For the solar industry in the United States, 2022 was a year of contrasting events. On one hand, the euphoria of the Biden administration’s Inflation Reduction Act (IRA) overwhelmed all other industry dynamics, and is set to bolster the sector for decades. On the other hand, the total amount of solar power deployed in 2022 actually decreased compared to previous years.
The International Energy Agency (IEA) has released its National Survey Report of PV Power Applications in the United States of America (PVPS), providing a comprehensive overview of 2022.
According to a joint analysis by Wood Mackenzie and the Solar Energy Industries Association, approximately 21,127 MWdc of solar power was installed at utility-scale and distributed sites in 2022. This total included 5,959 MW of residential and 2,667 MW of commercial capacity.
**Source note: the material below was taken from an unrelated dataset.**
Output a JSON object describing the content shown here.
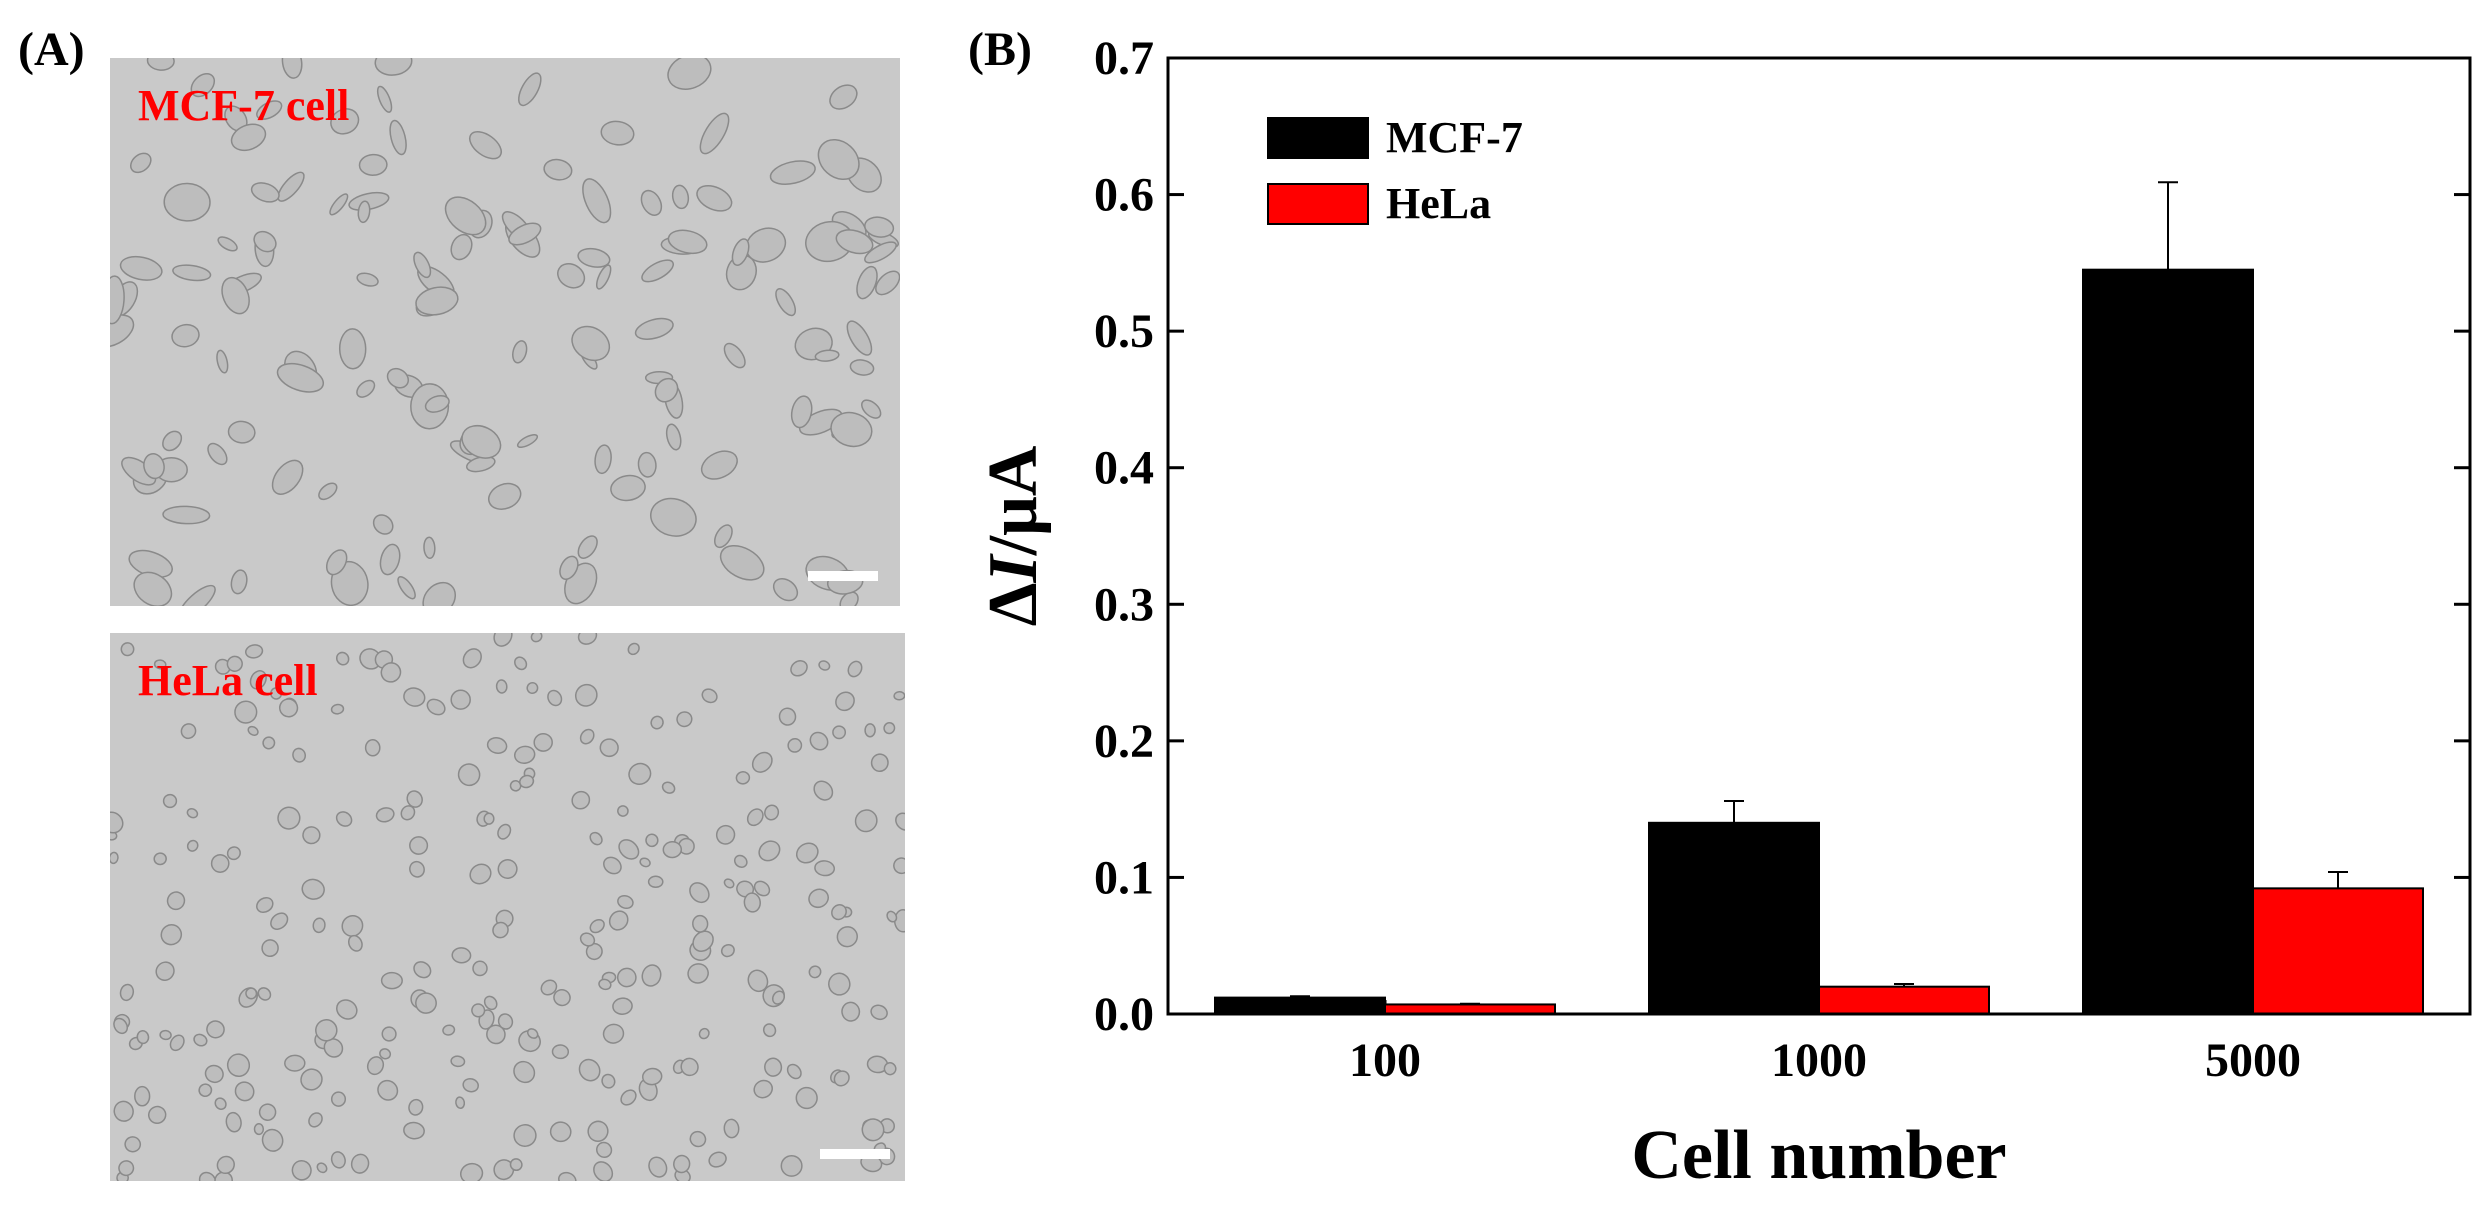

Cumulatively, 2022 brought the distributed volume to 51,627 MW and utility scale to 89,929 MW, for a total of 141,556 MW of installed solar generation capacity. However, there was no available data on off-grid solar installation volumes.
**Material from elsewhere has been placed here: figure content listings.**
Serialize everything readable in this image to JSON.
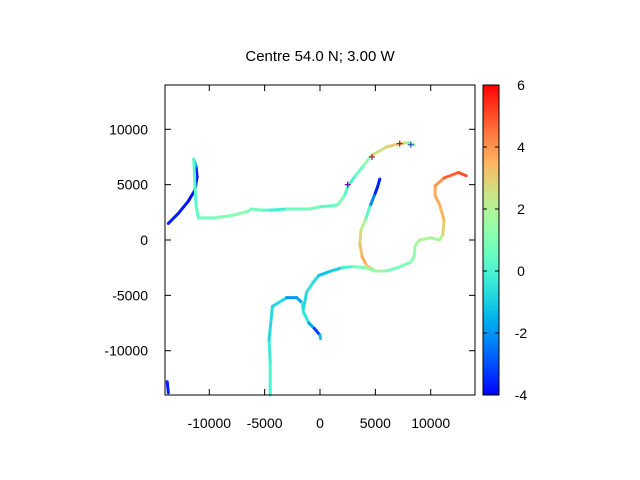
{
  "chart_data": {
    "type": "line",
    "title": "Centre 54.0 N; 3.00  W",
    "xlim": [
      -14000,
      14000
    ],
    "ylim": [
      -14000,
      14000
    ],
    "xticks": [
      -10000,
      -5000,
      0,
      5000,
      10000
    ],
    "xtick_labels": [
      "-10000",
      "-5000",
      "0",
      "5000",
      "10000"
    ],
    "yticks": [
      -10000,
      -5000,
      0,
      5000,
      10000
    ],
    "ytick_labels": [
      "-10000",
      "-5000",
      "0",
      "5000",
      "10000"
    ],
    "colorbar": {
      "range": [
        -4,
        6
      ],
      "ticks": [
        -4,
        -2,
        0,
        2,
        4,
        6
      ],
      "tick_labels": [
        "-4",
        "-2",
        "0",
        "2",
        "4",
        "6"
      ],
      "palette": "rainbow"
    },
    "grid": false,
    "series": [
      {
        "points": [
          [
            -13700,
            1500,
            -3.8
          ],
          [
            -12800,
            2400,
            -3.5
          ],
          [
            -11900,
            3500,
            -3.8
          ],
          [
            -11300,
            4500,
            -3.9
          ],
          [
            -11100,
            5700,
            -3.8
          ],
          [
            -11200,
            6700,
            -3.5
          ],
          [
            -11400,
            7300,
            0.2
          ],
          [
            -11300,
            5000,
            0.2
          ],
          [
            -11200,
            3200,
            0.2
          ],
          [
            -11000,
            2000,
            0.5
          ],
          [
            -9500,
            2000,
            1.0
          ],
          [
            -8000,
            2200,
            1.0
          ],
          [
            -6500,
            2600,
            1.2
          ],
          [
            -6200,
            2800,
            0.5
          ],
          [
            -5200,
            2700,
            1.0
          ],
          [
            -4500,
            2700,
            -0.5
          ],
          [
            -3000,
            2800,
            0.2
          ],
          [
            -1000,
            2800,
            1.0
          ],
          [
            0,
            3000,
            0.5
          ],
          [
            1200,
            3100,
            0.2
          ],
          [
            1600,
            3200,
            1.0
          ],
          [
            2200,
            4000,
            1.0
          ],
          [
            2600,
            5000,
            -0.5
          ],
          [
            3200,
            5800,
            0.5
          ],
          [
            4000,
            6800,
            0.8
          ],
          [
            4600,
            7600,
            2.0
          ],
          [
            6000,
            8400,
            3.0
          ],
          [
            7200,
            8700,
            3.0
          ],
          [
            8000,
            8800,
            2.5
          ],
          [
            8500,
            8600,
            -0.5
          ]
        ]
      },
      {
        "points": [
          [
            5400,
            5500,
            -3.5
          ],
          [
            5200,
            4800,
            -3.8
          ],
          [
            4900,
            4000,
            -3.5
          ],
          [
            4500,
            3000,
            -1.0
          ],
          [
            4100,
            1800,
            1.5
          ],
          [
            3700,
            900,
            2.5
          ],
          [
            3600,
            -300,
            3.0
          ],
          [
            3800,
            -1500,
            3.5
          ],
          [
            4200,
            -2300,
            3.8
          ],
          [
            5000,
            -2800,
            2.5
          ],
          [
            6000,
            -2800,
            1.0
          ],
          [
            7000,
            -2500,
            0.5
          ],
          [
            8200,
            -2000,
            1.5
          ],
          [
            8500,
            -1500,
            1.0
          ],
          [
            8600,
            -500,
            1.5
          ],
          [
            9000,
            0,
            2.0
          ],
          [
            10000,
            200,
            2.0
          ],
          [
            10800,
            0,
            1.5
          ],
          [
            11100,
            500,
            2.5
          ],
          [
            11200,
            1800,
            3.5
          ],
          [
            10800,
            3200,
            3.5
          ],
          [
            10400,
            4000,
            3.8
          ],
          [
            10400,
            4900,
            3.5
          ],
          [
            11200,
            5600,
            4.5
          ],
          [
            12500,
            6100,
            5.0
          ],
          [
            13200,
            5800,
            5.0
          ]
        ]
      },
      {
        "points": [
          [
            -4500,
            -14000,
            0.0
          ],
          [
            -4500,
            -11000,
            0.0
          ],
          [
            -4600,
            -9000,
            -0.5
          ],
          [
            -4300,
            -6000,
            -1.0
          ],
          [
            -3000,
            -5200,
            -0.5
          ],
          [
            -2100,
            -5200,
            -3.5
          ],
          [
            -1600,
            -5700,
            -0.2
          ],
          [
            -1500,
            -6500,
            -0.5
          ],
          [
            -1000,
            -7500,
            -0.5
          ],
          [
            -500,
            -8000,
            -3.0
          ],
          [
            0,
            -8600,
            -3.5
          ],
          [
            50,
            -8900,
            1.0
          ]
        ]
      },
      {
        "points": [
          [
            -1500,
            -6200,
            -1.0
          ],
          [
            -1200,
            -4700,
            -0.5
          ],
          [
            -600,
            -3800,
            -0.5
          ],
          [
            -100,
            -3200,
            -1.0
          ],
          [
            1000,
            -2800,
            -1.5
          ],
          [
            2000,
            -2500,
            -0.5
          ],
          [
            3000,
            -2400,
            0.5
          ],
          [
            4100,
            -2500,
            1.2
          ],
          [
            5000,
            -2800,
            1.5
          ]
        ]
      },
      {
        "points": [
          [
            -13800,
            -12800,
            -3.5
          ],
          [
            -13700,
            -13800,
            -3.8
          ]
        ]
      }
    ],
    "markers": [
      {
        "x": 2500,
        "y": 5000,
        "symbol": "+",
        "color": "#7b00a8"
      },
      {
        "x": 4700,
        "y": 7500,
        "symbol": "+",
        "color": "#a8205a"
      },
      {
        "x": 7200,
        "y": 8700,
        "symbol": "+",
        "color": "#d00020"
      },
      {
        "x": 8200,
        "y": 8600,
        "symbol": "+",
        "color": "#3050c0"
      }
    ]
  }
}
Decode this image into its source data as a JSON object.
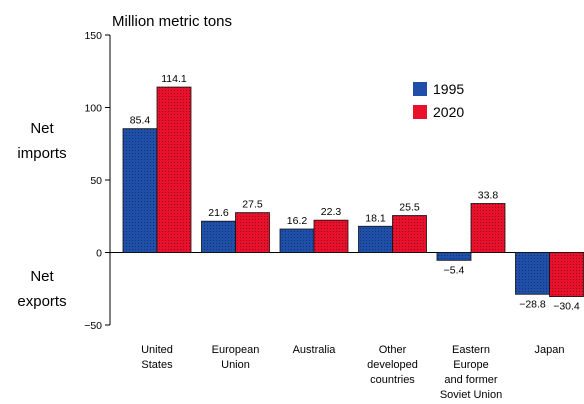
{
  "chart_data": {
    "type": "bar",
    "title": "Million metric tons",
    "upper_label_lines": [
      "Net",
      "imports"
    ],
    "lower_label_lines": [
      "Net",
      "exports"
    ],
    "categories": [
      [
        "United",
        "States"
      ],
      [
        "European",
        "Union"
      ],
      [
        "Australia"
      ],
      [
        "Other",
        "developed",
        "countries"
      ],
      [
        "Eastern",
        "Europe",
        "and former",
        "Soviet Union"
      ],
      [
        "Japan"
      ]
    ],
    "series": [
      {
        "name": "1995",
        "color": "#1f4fa8",
        "values": [
          85.4,
          21.6,
          16.2,
          18.1,
          -5.4,
          -28.8
        ],
        "labels": [
          "85.4",
          "21.6",
          "16.2",
          "18.1",
          "−5.4",
          "−28.8"
        ]
      },
      {
        "name": "2020",
        "color": "#e8102a",
        "values": [
          114.1,
          27.5,
          22.3,
          25.5,
          33.8,
          -30.4
        ],
        "labels": [
          "114.1",
          "27.5",
          "22.3",
          "25.5",
          "33.8",
          "−30.4"
        ]
      }
    ],
    "ylim": [
      -50,
      150
    ],
    "yticks": [
      -50,
      0,
      50,
      100,
      150
    ],
    "ytick_labels": [
      "−50",
      "0",
      "50",
      "100",
      "150"
    ],
    "legend_position": "top-right"
  }
}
By the end of 2022, cumulative solar installations had reached 4,043,034 systems, including 3.9 million residential, more than 130,000 industrial, and nearly 4,000 utility-scale systems.
Despite these numbers, the year’s total installed capacity was disappointing. The report attributes this to several factors, noting that “module costs rose during 2022 because of inflation, trade uncertainty (including an investigation into circumvention of antidumping/countervailing duties and scrutiny of the supply chain to ensure compliance with forced-labor laws), high polysilicon costs, and state-level and national policy uncertainties.” These challenges were compounded by inflation, pandemic-related supply chain disruptions, and increased logistics and labor costs.
Nationally, system pricing saw a year-over-year increase in all market segments: residential up 7%, commercial up 2%, small centralized (fixed tilt) up 8%, and small centralized (one-axis) up 3%.
The report highlights that roughly 80% of utility-scale projects in 2022 were owned by third-party power plant operators, bringing the cumulative total to 86%. However, in states like Florida and Virginia, where regulations require utilities to own the assets, the ownership percentages are reversed.
Loans financed 70% of residential installations, while cash purchases accounted for 10%. The remaining 20% were under third-party ownership, involving companies like Sunrun and Sunnova.
The report also discusses various policy frameworks supporting solar power across the U.S., including feed-in tariffs, feed-in tariff premiums (above market price), capital subsidies, green certificates, renewable portfolio standards, income tax credits, net metering, net billing, collective self consumption, interconnection laws, PURPA, financing support, sustainable building requirements, and merchant facilitation measures.
Naturally, the most impactful support came from the implementation of the IRA. The report examines the IRA’s various incentives, such as the Manufacturing Production Tax Credit, 48C, Production Tax Credit, Investment Tax Credit, and others.
The report estimates the “business value” of the solar industry in the United States at $38.6 billion. This figure is derived from the average price of $3.06 per watt for the 8.6 GW of grid-connected distributed solar, amounting to $26.4 billion, and $0.97 per watt for the 12.5 GW of utility-scale capacity deployed, totaling $12.1 billion.